Launch Vehicle Molniya


Four-stage LV Molniya
(rocket R-7 + stage I +
stage L carrying payload).
Launch mass of
LV Molniya - 305 t
(26 713 bytes)

The outlook for developing a multi-stage launch vehicle based on rocket R-7 offered new possibilities for exploring the Moon and the nearest planets of the Solar System - Venus and Mars.
The Government Decree on "Space Exploration Plans" of June 4, 1960 enacted to develop a four-stage launch vehicle for missions to Mars and Venus.
The new four-stage launch vehicle was derived from rocket P-7. Stage II of rocket P-9 using the engine designed by S. A. Kosberg was employed (with certain modifications) as stage III (stage I). Stage L designed by OKB-1 was used as stage IV. In stage IV a closed-cycle liquid-propellant engine 11D33 also designed by OKB-1.
The stage L PU ignition should be performed in space environment after a 1.5- hour flight in the Earth orbit, not immediately upon completion of stage III operation. Therefore, for this period it was necessary to provide stage L with the stabilization and attitude control system, as well as capabilities to burn the engine in space environment. A control system for stages I and L designed by NII headed by N. A. Pilyugin was also provided on stage L.
An automatic interplanetary station for a mission to Venus has been developed in the second half of 1960.
The first successful launch of LV carrying the automatic interplanetary station took place on February 12, 1961. The automatic station with upper stage L was placed into orbit. It flied around the Earth and was the first in the world to escape for Venus over the Equatorial Africa. This station was named as "Venera-1".
On November 1, 1962 an automatic interplanetary station was first successfully launched to Mars. The station was named as "Mars-1".

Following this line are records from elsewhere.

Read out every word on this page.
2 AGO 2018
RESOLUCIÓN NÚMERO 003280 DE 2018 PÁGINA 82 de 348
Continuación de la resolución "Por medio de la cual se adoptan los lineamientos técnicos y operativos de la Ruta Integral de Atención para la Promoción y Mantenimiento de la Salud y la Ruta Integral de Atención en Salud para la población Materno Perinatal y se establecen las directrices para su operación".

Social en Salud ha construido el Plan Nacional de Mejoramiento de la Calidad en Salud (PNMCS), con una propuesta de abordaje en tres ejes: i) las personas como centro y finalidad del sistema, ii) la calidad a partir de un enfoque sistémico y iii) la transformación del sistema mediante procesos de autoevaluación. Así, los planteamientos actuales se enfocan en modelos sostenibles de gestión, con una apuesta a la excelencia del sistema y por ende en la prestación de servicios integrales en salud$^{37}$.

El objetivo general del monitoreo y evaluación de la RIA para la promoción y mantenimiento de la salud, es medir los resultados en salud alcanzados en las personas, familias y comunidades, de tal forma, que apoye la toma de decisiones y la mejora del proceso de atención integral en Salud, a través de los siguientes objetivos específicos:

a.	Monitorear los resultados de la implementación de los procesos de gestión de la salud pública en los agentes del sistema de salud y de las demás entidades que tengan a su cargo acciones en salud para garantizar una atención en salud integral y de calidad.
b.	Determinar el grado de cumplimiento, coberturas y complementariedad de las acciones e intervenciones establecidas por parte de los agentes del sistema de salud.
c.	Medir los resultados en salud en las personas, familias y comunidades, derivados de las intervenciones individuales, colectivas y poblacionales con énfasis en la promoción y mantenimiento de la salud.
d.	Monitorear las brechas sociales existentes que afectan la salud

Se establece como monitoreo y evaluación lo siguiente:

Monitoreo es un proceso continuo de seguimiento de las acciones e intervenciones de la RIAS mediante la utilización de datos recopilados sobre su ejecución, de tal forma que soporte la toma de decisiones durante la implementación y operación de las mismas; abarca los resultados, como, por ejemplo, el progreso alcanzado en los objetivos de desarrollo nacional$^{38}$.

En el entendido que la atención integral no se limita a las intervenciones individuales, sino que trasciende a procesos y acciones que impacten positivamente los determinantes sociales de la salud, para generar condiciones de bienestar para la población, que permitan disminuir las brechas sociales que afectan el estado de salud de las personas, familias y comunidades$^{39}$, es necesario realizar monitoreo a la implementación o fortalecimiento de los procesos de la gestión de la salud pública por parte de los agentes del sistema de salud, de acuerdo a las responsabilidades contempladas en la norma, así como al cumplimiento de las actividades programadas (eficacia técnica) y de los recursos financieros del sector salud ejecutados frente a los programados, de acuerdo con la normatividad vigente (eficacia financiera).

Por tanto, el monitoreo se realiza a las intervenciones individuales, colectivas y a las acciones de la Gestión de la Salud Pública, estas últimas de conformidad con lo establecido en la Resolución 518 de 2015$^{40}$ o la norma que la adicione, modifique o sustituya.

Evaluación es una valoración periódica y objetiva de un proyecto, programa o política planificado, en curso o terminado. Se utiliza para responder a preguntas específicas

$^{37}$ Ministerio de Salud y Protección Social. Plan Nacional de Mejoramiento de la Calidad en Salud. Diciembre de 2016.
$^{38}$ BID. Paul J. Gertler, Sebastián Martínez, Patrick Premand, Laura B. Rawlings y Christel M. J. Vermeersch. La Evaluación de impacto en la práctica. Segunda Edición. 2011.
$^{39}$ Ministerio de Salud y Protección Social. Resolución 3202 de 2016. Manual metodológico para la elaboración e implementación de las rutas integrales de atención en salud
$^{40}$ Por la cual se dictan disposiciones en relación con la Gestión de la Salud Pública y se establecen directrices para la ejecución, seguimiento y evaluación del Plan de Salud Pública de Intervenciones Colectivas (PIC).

Transportation of four-stage launch vehicle carrying
the automatic interplanetary station

Installation of four-stage launch vehicle carrying
the automatic interplanetary station to the launch pad

In a period from October 1960 to March 1964, a series of LV accidents occurred because of a failure to ignite the stage L engine. Through analyzing the accidents their cause was revealed. It was a design error resulting in a failure to ignite the stage IV (stage L) engine.
Stage L was provided with an individual engine ignition unit which truss structure accommodated the attitude control and stabilization system and the engine automatics including storage batteries. The control system, 70s before the stage L engine ignition, had to switch power supply of the attitude control and stabilization system from the engine ignition batteries to batteries of stage L. However, power was not switched and stage was uncontrollable for 70s. The stage operation would be successful if angular disturbances did not change its position beyond limits, power at that moment being switched from the stage L control system. With the disturbances beyond limits, gyroscopes came against stops and the engine of stage L could not be ignited. The error that caused so many troubles was eliminated. On April 24, 1964 the automatic interplanetary station was launched to Venus and without critical comments regarding the launch vehicle.
It should be noted that stage L was first injected from a transfer in space environment. Its flight conditions, environment, exposure to different factors were unknown. There was much to discover, to encounter for the first time, but there was no place to learn and nobody to teach. Lessons were learned only from our own experience. This accounts for a large number stage L failures. An additional difficulty was that stage L was launched over the Atlantic, in the Guinean Gulf region. To receive telemetry form stage IV in real time was impossible at that time. Information was transmitted from the ships of the Command and Measuring Complex only in records and with a long delay.
On April 23, 1965 this launch vehicle delivered active data relay satellite Molniya-1 to the artificial Earth satellite orbit for purpose of developing a radio communication line between Moscow and Vladivostok. On May 1, 1965, via this satellite, citizens of the Far East were watching on their TV sets a direct transmission of the Military Parade and demonstration at the Red Square in Moscow. Since that event, LV was named "Molniya".